Picture the scene. You’ve taken over an underperforming team and you can quickly see that processes are running completely out of control. Unfortunately, in a bid to bring your team up to speed, this can be a hugely challenging time. It’s never going to result in you becoming Mr. or Mrs. Popular and if you’re not careful, your team may even get worse.
Put simply, managing a new team is difficult. People don’t like change and this is something that you have to take into account.
Bearing this in mind, this article will take a look at some of the most common mistakes that managers of new teams make – and show what you can do to avoid said traps.
You start off on bad terms
As we have already alluded to, people in general just don’t like change. It means that you are up against it from the start and even if you are taking on a team who are not performing, they are still likely to be against a lot of ideas.
It means, in some ways at least, that you must tread carefully. Don’t start throwing your weight around the first moment you walk through the door. Let’s not forget that there will be good people in your team, doing good things, and you need to make the most of them without pushing them away. Be courteous, understanding and even look at team building activities you could try with your co-workers to help push things along.
…Or you are everyone’s best friend
At the same time, you don’t want to be everyone’s best friend. Or, you might want to be – but only if the job in hand is being taken care of.
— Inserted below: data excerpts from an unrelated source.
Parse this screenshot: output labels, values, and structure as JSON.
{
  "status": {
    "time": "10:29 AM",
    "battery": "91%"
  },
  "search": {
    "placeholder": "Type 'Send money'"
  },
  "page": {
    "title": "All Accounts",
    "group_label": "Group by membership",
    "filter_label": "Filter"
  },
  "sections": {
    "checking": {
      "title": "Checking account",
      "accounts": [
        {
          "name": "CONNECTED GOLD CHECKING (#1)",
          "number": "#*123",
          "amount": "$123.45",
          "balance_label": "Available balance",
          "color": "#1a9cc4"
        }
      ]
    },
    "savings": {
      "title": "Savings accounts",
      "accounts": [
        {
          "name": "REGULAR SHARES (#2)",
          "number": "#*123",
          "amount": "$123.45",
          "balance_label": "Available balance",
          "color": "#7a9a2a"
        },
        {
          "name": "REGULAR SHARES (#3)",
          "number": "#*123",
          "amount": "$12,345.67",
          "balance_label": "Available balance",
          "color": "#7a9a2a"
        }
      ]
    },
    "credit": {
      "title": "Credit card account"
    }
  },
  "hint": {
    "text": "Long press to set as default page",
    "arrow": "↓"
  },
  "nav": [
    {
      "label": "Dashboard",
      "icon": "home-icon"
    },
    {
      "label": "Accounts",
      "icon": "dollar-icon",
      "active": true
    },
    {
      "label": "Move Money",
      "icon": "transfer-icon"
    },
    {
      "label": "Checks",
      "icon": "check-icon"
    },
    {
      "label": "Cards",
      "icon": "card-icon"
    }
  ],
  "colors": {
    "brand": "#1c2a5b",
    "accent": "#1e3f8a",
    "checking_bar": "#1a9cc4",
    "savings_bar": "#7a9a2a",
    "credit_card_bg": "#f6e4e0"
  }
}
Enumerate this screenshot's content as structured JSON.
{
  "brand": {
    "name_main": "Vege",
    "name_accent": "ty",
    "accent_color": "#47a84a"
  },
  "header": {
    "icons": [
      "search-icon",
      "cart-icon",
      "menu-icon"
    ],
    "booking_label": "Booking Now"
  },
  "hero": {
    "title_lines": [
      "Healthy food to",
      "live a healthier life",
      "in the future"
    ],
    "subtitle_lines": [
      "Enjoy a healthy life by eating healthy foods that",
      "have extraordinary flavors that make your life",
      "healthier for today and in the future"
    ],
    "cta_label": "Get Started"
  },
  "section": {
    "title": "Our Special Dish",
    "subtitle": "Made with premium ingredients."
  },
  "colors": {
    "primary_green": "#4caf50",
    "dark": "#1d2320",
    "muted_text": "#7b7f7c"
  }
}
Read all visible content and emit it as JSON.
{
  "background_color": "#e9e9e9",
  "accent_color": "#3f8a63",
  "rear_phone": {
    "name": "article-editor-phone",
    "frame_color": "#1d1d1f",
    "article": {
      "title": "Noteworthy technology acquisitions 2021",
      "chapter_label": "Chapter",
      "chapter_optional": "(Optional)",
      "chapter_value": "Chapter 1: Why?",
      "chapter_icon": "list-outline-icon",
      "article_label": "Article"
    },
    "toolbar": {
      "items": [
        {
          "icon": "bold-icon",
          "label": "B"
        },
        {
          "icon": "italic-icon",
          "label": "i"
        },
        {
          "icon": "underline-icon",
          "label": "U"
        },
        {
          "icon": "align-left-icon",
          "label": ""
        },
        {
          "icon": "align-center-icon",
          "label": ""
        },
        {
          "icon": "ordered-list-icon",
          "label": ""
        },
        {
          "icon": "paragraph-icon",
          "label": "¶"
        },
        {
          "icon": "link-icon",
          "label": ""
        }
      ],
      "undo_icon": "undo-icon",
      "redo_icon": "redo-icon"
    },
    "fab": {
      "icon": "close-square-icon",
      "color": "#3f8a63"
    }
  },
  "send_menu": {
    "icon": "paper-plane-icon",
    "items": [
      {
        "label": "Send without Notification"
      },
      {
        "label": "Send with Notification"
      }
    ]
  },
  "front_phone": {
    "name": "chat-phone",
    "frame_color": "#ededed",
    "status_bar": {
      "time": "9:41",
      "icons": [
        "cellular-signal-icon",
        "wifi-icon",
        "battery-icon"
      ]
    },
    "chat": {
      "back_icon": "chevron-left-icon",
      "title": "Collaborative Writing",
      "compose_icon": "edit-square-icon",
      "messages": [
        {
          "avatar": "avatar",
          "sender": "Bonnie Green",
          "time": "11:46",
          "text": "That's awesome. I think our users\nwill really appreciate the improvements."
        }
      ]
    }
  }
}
As we just mentioned, there is something of a stigma associated with new managers. It means that some will try and overcompensate and try and win others over at any possible cost.
Try and create good relationships, but not at the cost of performance.
You try and do too much
We’ll come onto a point about realistic timescales shortly, but for the time being let’s talk about internal pressure on yourself. Sure, you’ve been brought in to do a job, but you can’t change a company in an instant. A lot of jobs require time and the very worst thing you can do is take on heaps of projects and fail to deliver them.
Instead, work on an impact/effort basis, prioritizing the projects that are going to bring the most rewards. Sure, more projects will come later on, but if you take too much on you won’t be around for this.
There’s a focus on immediate results
Granted, you’ve been brought in to do a job, but you are not a miracle worker. Instant results aren’t always possible and this needs to be something that both you, and your superiors, understand.
If you don’t, the pressures will be unbearable from the start. Unrealistic expectations will be set, and it will be a hostile environment for all concerned.